Identification of hemostatic genes expressed in human and rat leg muscles and a novel gene (LPP1/PAP2A) suppressed during prolonged physical inactivity (sitting)

BACKGROUND: Partly because of functional genomics, there has been a major paradigm shift from solely thinking of skeletal muscle as contractile machinery to an understanding that it can have roles in paracrine and endocrine functions. Physical inactivity is an established risk factor for some blood clotting disorders. The effects of inactivity during sitting are most alarming when a person develops the enigmatic condition in the legs called deep venous thrombosis (DVT) or "coach syndrome," caused in part by muscular inactivity. The goal of this study was to determine if skeletal muscle expresses genes with roles in hemostasis and if their expression level was responsive to muscular inactivity such as occurs in prolonged sitting.

METHODS: Microarray analyses were performed on skeletal muscle samples from rats and humans to identify genes associated with hemostatic function that were significantly expressed above background based on multiple probe sets with perfect and mismatch sequences. Furthermore, we determined if any of these genes were responsive to models of physical inactivity. Multiple criteria were used to determine differential expression including significant expression above background, fold change, and non-parametric statistical tests.

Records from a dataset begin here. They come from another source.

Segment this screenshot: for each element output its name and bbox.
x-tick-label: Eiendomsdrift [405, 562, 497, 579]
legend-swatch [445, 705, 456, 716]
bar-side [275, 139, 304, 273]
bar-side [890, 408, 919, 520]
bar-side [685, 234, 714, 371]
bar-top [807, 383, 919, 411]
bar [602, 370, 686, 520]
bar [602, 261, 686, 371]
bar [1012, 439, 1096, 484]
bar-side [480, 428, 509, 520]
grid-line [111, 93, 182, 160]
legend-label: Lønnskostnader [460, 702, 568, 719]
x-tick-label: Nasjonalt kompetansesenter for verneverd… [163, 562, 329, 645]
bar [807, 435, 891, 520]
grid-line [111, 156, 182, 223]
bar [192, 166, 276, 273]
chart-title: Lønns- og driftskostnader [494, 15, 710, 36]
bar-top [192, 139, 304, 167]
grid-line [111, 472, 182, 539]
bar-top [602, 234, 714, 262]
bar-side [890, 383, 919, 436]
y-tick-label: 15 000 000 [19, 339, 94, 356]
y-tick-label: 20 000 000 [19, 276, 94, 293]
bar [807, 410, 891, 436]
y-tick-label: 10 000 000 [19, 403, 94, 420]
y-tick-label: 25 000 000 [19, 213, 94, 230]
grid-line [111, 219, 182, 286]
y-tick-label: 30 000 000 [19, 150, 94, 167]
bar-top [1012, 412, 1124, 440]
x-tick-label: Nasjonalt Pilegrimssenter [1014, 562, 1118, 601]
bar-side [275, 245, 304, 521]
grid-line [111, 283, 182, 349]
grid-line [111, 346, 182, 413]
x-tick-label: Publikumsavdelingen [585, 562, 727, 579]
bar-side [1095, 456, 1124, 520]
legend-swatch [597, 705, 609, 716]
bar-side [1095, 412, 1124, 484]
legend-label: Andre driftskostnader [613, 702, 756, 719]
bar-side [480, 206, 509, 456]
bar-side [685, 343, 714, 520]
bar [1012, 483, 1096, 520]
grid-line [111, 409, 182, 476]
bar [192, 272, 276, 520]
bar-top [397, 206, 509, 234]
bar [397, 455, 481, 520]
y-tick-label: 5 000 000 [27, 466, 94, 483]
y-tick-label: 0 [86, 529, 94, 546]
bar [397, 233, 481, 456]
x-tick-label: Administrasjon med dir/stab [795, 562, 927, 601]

RESULTS: These studies demonstrate skeletal muscle tissue expresses at least 17 genes involved in hemostasis. These include the fibrinolytic factors tetranectin, annexin A2, and tPA; the anti-coagulant factors TFPI, protein C receptor, PAF acetylhydrolase; coagulation factors, and genes necessary for the posttranslational modification of these coagulation factors such as vitamin K epoxide reductase. Of special interest, lipid phosphate phosphatase-1 (LPP1/PAP2A), a key gene for degrading prothrombotic and proinflammatory lysophospholipids, was suppressed locally in muscle tissue within hours after sitting in humans; this was also observed after acute and chronic physical inactivity conditions in rats, and exercise was relatively ineffective at counteracting this effect in both species.

CONCLUSIONS: These findings suggest that skeletal muscle may play an important role in hemostasis and that muscular inactivity may contribute to hemostatic disorders not only because of the slowing of blood flow per se, but also potentially because of the contribution from genes expressed locally in muscles, such as LPP1.